From a broader perspective, RUL algorithms can help BMS extend EV battery life and even provide improved second-life applications.
Speaking about the COBRA project, Dr Dhammika Widanalage from WMG at the University of Warwick, said:
“We are delighted to work with Eatron technologies on the COBRA project and look forward to using our novel battery ageing technology to test out their algorithms in their battery management system.
“If their algorithms mean consumers can get more out of their EV battery, then it’s possible more people may be inclined to buy one, therefore helping the UK pave the way to a cleaner greener zero-carbon future.”

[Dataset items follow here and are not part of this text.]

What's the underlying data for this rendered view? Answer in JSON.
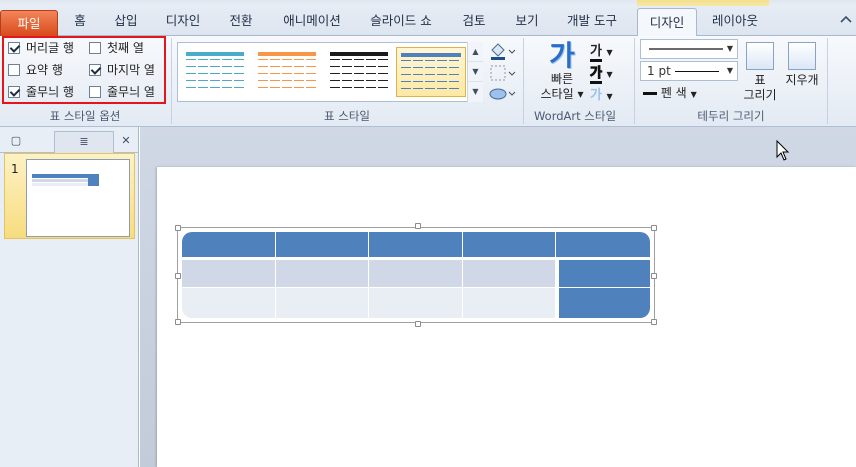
{
  "tabs": [
    {
      "label": "파일",
      "active": false,
      "special": "file"
    },
    {
      "label": "홈"
    },
    {
      "label": "삽입"
    },
    {
      "label": "디자인"
    },
    {
      "label": "전환"
    },
    {
      "label": "애니메이션"
    },
    {
      "label": "슬라이드 쇼"
    },
    {
      "label": "검토"
    },
    {
      "label": "보기"
    },
    {
      "label": "개발 도구"
    },
    {
      "label": "디자인",
      "active": true
    },
    {
      "label": "레이아웃"
    }
  ],
  "table_style_options": {
    "group_label": "표 스타일 옵션",
    "options": [
      {
        "label": "머리글 행",
        "checked": true
      },
      {
        "label": "첫째 열",
        "checked": false
      },
      {
        "label": "요약 행",
        "checked": false
      },
      {
        "label": "마지막 열",
        "checked": true
      },
      {
        "label": "줄무늬 행",
        "checked": true
      },
      {
        "label": "줄무늬 열",
        "checked": false
      }
    ]
  },
  "table_styles": {
    "group_label": "표 스타일",
    "swatches": [
      {
        "name": "teal-style",
        "color": "#4aacc6"
      },
      {
        "name": "orange-style",
        "color": "#f79646"
      },
      {
        "name": "black-style",
        "color": "#1a1a1a"
      },
      {
        "name": "blue-style",
        "color": "#4f81bd",
        "selected": true
      }
    ]
  },
  "wordart": {
    "group_label": "WordArt 스타일",
    "quick_styles_label_1": "빠른",
    "quick_styles_label_2": "스타일",
    "glyph": "가",
    "text_fill_glyph": "가",
    "outline_glyph": "가",
    "effect_glyph": "가"
  },
  "draw_borders": {
    "group_label": "테두리 그리기",
    "pen_weight": "1 pt",
    "pen_color_label": "펜 색",
    "draw_table_label_1": "표",
    "draw_table_label_2": "그리기",
    "eraser_label": "지우개"
  },
  "slides": [
    {
      "number": "1"
    }
  ],
  "colors": {
    "header": "#4f81bd",
    "band_dark": "#d0d8e8",
    "band_light": "#e9edf4",
    "highlight": "#e5161b"
  }
}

The funding for project COBRA came from the Faraday Battery Challenge at UK Research & Innovation. Tony Harper, Challenge Director at Faraday Battery Challenge added:
“Since 2017 the Faraday Battery Challenge has been supporting the UK’s battery companies to produce batteries that are more cost effective, more efficient, charge faster and can easily be recycled. This new round of funding has enabled us to support companies, like Eatron Technologies, across the battery supply chain and build on the UK’s world class research and innovation.”
Electric vehicles are expected to become ever more common on UK roads with an anticipated 1.8 million to be sold in 2030. That figure amounts to 64% of all expected car sales according to the Faraday Institute.